他說到這里,顯然還不放過拉踩,看了謝承一眼,語氣欠扁道:“不好意思啊,這話題你聊不來吧,畢竟有我這樣旅居三國經歷的人太少了。剛光顧著和蘭希說呢,沒考慮到你。”
呵呵。謝承覺得是自己給這男的臉了。蘭希是傻乎乎的,他可不是。
“嗯,是插不進話來。”謝承皮笑肉不笑道,“大學期間旅居三個國家,哦,那就是被前兩個學校退學了,不停在轉學,這樣的經歷我確實沒有。”
“……”
對方被說中心事,有些咬牙切齒,但臉皮很厚,飛快轉移了話題,竟然看向蘭希,把話題引向了手表來:“我給你說說手表吧,我這款吧,就是勞力士經典的綠水鬼,其實也就十幾萬,很便宜,我其實完全可以戴上百萬的手表,但我今天戴著它,主要是為了一種初心感。”

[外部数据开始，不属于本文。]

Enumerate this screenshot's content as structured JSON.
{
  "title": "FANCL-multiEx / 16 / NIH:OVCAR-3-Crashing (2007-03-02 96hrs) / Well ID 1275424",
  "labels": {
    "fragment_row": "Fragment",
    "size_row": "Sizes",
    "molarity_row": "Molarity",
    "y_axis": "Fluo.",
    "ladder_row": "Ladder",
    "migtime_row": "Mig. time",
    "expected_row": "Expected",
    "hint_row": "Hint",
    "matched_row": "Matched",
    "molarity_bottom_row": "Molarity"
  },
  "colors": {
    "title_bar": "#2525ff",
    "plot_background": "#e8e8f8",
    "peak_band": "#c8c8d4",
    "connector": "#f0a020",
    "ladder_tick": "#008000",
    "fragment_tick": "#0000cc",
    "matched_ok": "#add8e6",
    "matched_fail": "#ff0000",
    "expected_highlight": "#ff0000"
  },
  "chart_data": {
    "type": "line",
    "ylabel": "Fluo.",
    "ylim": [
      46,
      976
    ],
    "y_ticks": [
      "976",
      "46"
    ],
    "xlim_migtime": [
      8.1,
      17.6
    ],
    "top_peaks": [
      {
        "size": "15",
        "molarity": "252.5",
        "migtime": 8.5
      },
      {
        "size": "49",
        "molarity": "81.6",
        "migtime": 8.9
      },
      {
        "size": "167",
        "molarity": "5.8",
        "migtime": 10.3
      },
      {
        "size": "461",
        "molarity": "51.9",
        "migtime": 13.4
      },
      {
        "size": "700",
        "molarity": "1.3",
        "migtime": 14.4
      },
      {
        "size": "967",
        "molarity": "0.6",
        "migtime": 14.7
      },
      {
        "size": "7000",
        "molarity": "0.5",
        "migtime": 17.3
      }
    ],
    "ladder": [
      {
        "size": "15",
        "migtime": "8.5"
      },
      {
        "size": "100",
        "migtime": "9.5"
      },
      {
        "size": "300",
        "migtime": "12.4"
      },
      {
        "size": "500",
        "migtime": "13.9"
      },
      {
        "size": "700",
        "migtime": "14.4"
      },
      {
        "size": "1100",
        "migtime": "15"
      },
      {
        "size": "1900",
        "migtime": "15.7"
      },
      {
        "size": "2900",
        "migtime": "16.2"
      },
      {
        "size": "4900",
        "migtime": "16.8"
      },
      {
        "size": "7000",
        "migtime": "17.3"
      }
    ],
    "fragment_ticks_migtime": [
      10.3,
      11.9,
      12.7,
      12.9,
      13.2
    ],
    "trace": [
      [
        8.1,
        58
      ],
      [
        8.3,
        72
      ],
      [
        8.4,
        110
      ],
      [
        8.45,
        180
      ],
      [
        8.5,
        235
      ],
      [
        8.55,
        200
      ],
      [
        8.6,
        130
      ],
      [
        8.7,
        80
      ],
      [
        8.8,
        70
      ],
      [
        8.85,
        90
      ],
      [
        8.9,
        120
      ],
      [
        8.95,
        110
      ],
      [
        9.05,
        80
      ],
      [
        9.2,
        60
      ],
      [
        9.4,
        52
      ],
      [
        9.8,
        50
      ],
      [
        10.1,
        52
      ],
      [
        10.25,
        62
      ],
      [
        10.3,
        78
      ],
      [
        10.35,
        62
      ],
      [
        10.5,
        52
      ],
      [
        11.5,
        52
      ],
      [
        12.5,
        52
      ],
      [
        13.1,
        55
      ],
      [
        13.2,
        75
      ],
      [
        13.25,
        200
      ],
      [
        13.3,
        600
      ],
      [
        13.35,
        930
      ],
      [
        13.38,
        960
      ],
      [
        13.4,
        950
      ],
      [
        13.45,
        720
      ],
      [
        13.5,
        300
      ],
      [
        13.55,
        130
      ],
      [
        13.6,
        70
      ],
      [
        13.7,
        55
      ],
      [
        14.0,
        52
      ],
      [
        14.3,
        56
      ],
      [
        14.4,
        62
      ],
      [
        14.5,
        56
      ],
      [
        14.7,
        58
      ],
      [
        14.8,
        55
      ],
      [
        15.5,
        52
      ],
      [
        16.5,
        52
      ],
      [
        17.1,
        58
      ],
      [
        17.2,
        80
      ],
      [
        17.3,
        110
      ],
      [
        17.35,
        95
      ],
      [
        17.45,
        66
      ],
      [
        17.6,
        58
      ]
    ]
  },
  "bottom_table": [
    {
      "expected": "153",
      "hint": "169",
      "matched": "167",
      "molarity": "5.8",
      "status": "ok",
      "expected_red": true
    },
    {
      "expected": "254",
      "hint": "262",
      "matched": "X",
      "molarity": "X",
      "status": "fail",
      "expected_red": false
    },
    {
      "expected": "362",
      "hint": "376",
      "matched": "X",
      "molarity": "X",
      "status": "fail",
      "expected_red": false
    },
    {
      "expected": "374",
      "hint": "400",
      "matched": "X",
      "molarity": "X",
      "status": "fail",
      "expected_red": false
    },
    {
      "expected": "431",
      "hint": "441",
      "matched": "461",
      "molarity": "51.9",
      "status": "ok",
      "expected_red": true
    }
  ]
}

說到這里,他又挑釁地看向謝承:“畢竟這是我學生時期買的第一個手表,我還是希望自己保持質樸,你可能不懂吧?畢竟不是每個人都有財力買我這種手表的。”
謝承一般不愿意參與這種事,除非忍不住。
他的聲音涼颼颼的:“我確實不懂。勞力士這款真表是在陶瓷圈的刻字里是填充鉑金的,你的表怎么沒有?是你的初心把這道工藝去掉了嗎?”
“……”
沒一會兒,剛才還趾高氣昂的男人,灰溜溜走了。
……
蘭希非常生氣,她忍不住跑到謝承面前興師問罪:“你不是讓我要多和人社交多交朋友嗎?剛才那幾個人,都找我說和我交朋友呢,結果都被你趕跑了!”
謝承冷冷地瞥了蘭希一眼:“他們不是要和你交朋友。”
“那你倒是告訴我,他們想干什么?明明就是很友好啊。”
謝承氣不打一處來:“沒有沒來源的友好,有時候友好是一種保護色,他們想干什么?你身上有什么可圖的,他們就想干什么。”